Endogenous regeneration is an interesting concept, but the use of this strategy is hindered by the fact that adult neurogenesis is restricted to two brain regions – the hippocampus and subventricular zone of the lateral ventricles – both of which are located at a distance from the mid-brain. These observations give rise to questions about whether adult neurogenesis exists in the mid-brain and whether there are neural stem or precursor cells with dopaminergic potential within the adult mid-brain. Neurogenesis was not identified in the mid-brain in investigations in healthy animals and PD animal models.32 However, there is evidence to suggest the existence of quiescent stem cells in the mid-brain region, which have been shown to differentiate into functional dopaminergic neurons in culture.33 Quantitative cell culture showed that 0.3 % of cells in the peri-ventricular region of the lateral ventricle and 0.1 % of cells in the mid-brain region (in the fourth ventricle) were neural stem cells.32
Summary on Cell-based Therapy
Controlled clinical data exist to provide ‘proof-of-principle’ for cell replacement methods in PD, but ethical and scientific limitations restrict the use of standard intrastriatal cell replacement strategies using primary cells or tissue. Stem cells and iPSCs, in particular, are promising cell sources for autologous cell replacement, but the risk of tumour formation (and other safety issues) and the phenotype stability of transplants require elucidation. There is evidence to suggest that integration of transplants into the substantia nigra may be important for long-term survival, stability and functional outcome.
Summary and Conclusions
Referring back to the title of this article, tomorrow is some distance away for achieving disease-modifying gene therapy given the problems in translating data from animal models to the clinical situation, the lack of positive clinical data and the methodological limitations associated with designing suitable studies to accurately measure disease-modification.
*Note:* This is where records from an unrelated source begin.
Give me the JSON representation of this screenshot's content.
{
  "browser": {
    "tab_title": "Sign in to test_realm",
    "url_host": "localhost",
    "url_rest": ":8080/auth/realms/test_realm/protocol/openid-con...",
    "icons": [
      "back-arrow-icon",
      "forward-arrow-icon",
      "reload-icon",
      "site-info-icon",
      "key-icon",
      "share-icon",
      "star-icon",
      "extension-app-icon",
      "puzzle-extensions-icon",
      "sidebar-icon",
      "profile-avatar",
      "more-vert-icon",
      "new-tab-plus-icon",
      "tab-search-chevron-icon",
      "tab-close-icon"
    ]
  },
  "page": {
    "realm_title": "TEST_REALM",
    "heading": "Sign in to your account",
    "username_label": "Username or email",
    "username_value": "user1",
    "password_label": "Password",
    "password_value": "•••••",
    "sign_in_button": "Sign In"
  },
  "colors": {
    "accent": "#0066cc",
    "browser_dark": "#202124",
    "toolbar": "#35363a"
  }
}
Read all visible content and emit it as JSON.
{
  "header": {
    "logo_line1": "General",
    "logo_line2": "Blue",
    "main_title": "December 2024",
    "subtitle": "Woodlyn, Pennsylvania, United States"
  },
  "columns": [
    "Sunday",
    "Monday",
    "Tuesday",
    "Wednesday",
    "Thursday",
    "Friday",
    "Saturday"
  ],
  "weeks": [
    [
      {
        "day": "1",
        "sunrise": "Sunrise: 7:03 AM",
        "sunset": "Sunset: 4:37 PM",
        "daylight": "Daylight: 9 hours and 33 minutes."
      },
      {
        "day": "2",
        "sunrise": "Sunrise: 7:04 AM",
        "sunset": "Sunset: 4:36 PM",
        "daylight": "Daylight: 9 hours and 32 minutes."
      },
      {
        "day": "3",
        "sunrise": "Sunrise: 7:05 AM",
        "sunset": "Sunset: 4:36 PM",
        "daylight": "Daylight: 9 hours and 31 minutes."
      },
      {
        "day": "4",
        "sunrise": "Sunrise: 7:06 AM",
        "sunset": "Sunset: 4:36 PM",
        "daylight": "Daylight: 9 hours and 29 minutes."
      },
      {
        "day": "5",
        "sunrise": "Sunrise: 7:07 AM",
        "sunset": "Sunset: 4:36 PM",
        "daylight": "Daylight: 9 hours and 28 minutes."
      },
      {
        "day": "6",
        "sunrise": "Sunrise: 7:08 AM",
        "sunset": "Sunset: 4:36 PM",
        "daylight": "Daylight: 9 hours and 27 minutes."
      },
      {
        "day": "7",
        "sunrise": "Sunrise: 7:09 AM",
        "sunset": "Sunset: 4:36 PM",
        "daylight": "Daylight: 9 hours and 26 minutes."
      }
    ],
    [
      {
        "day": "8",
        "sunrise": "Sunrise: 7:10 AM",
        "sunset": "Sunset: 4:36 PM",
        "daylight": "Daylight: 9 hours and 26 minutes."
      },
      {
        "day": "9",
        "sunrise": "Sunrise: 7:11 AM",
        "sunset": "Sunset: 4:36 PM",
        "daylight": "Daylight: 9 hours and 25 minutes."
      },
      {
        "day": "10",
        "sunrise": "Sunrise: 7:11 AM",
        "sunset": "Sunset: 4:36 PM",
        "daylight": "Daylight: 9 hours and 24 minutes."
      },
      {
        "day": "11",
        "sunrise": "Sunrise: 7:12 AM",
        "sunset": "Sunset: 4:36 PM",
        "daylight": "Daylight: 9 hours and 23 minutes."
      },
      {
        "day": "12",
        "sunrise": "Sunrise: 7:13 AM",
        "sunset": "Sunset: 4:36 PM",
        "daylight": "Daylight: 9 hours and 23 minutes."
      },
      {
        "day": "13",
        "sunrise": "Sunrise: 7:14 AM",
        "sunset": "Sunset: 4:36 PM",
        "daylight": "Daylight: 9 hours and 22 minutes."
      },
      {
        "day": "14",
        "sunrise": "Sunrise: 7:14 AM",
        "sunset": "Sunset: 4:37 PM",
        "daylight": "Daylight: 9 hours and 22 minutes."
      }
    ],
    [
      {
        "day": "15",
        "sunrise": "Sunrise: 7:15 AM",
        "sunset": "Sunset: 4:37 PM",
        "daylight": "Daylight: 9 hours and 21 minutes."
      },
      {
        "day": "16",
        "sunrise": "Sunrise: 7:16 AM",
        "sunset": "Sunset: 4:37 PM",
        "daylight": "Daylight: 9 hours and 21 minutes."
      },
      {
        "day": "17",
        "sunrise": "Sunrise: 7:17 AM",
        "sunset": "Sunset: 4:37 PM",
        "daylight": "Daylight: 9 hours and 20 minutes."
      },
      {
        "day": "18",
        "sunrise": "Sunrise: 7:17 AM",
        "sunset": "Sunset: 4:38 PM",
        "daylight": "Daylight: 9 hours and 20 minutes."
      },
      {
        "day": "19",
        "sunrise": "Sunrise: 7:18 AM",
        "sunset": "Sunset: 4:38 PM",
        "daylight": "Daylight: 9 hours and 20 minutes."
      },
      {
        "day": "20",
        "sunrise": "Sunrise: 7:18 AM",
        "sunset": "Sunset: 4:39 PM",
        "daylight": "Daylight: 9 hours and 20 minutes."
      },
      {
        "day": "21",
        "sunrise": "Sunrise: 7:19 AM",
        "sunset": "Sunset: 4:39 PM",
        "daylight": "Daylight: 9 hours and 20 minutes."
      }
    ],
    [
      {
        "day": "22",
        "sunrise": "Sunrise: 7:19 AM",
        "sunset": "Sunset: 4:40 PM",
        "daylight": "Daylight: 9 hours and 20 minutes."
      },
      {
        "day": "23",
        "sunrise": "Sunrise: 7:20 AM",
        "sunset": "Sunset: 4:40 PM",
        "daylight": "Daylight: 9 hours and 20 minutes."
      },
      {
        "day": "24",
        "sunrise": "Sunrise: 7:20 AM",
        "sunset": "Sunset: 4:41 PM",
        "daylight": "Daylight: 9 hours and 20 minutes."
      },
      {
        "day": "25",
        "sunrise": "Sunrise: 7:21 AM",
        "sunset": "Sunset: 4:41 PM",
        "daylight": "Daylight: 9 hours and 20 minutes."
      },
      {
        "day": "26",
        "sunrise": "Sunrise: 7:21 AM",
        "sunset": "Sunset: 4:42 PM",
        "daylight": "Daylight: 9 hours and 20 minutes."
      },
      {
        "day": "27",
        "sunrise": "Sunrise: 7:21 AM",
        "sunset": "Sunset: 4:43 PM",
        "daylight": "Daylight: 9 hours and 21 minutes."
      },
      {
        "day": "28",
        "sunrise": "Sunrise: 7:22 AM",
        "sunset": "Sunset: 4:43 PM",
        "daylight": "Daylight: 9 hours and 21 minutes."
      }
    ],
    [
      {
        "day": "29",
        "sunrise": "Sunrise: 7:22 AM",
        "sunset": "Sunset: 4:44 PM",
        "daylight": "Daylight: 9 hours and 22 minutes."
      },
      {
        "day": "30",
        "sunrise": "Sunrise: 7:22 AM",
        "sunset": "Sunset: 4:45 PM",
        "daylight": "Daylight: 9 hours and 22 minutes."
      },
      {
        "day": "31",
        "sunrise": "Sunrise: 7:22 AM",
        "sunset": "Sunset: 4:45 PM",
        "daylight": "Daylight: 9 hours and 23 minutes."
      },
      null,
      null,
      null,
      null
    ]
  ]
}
However, tomorrow is closer for symptomatic gene therapy because safe and suitable viral vectors are available, there are preliminary clinical data supporting ‘proof-of-principle’ and safety, and controlled Phase II trials are ongoing. Although such data exist for cell-based therapies, there are significant problems associated with heterotopic transplantation of primary dopaminergic cells or tissue. However, this area of research is not devoid of hope as stem cell-based autologous neural tissue engineering will eventually help to reinforce cell-based therapies, potentially by reconstructing the dopaminergic nigrostriatal system in PD.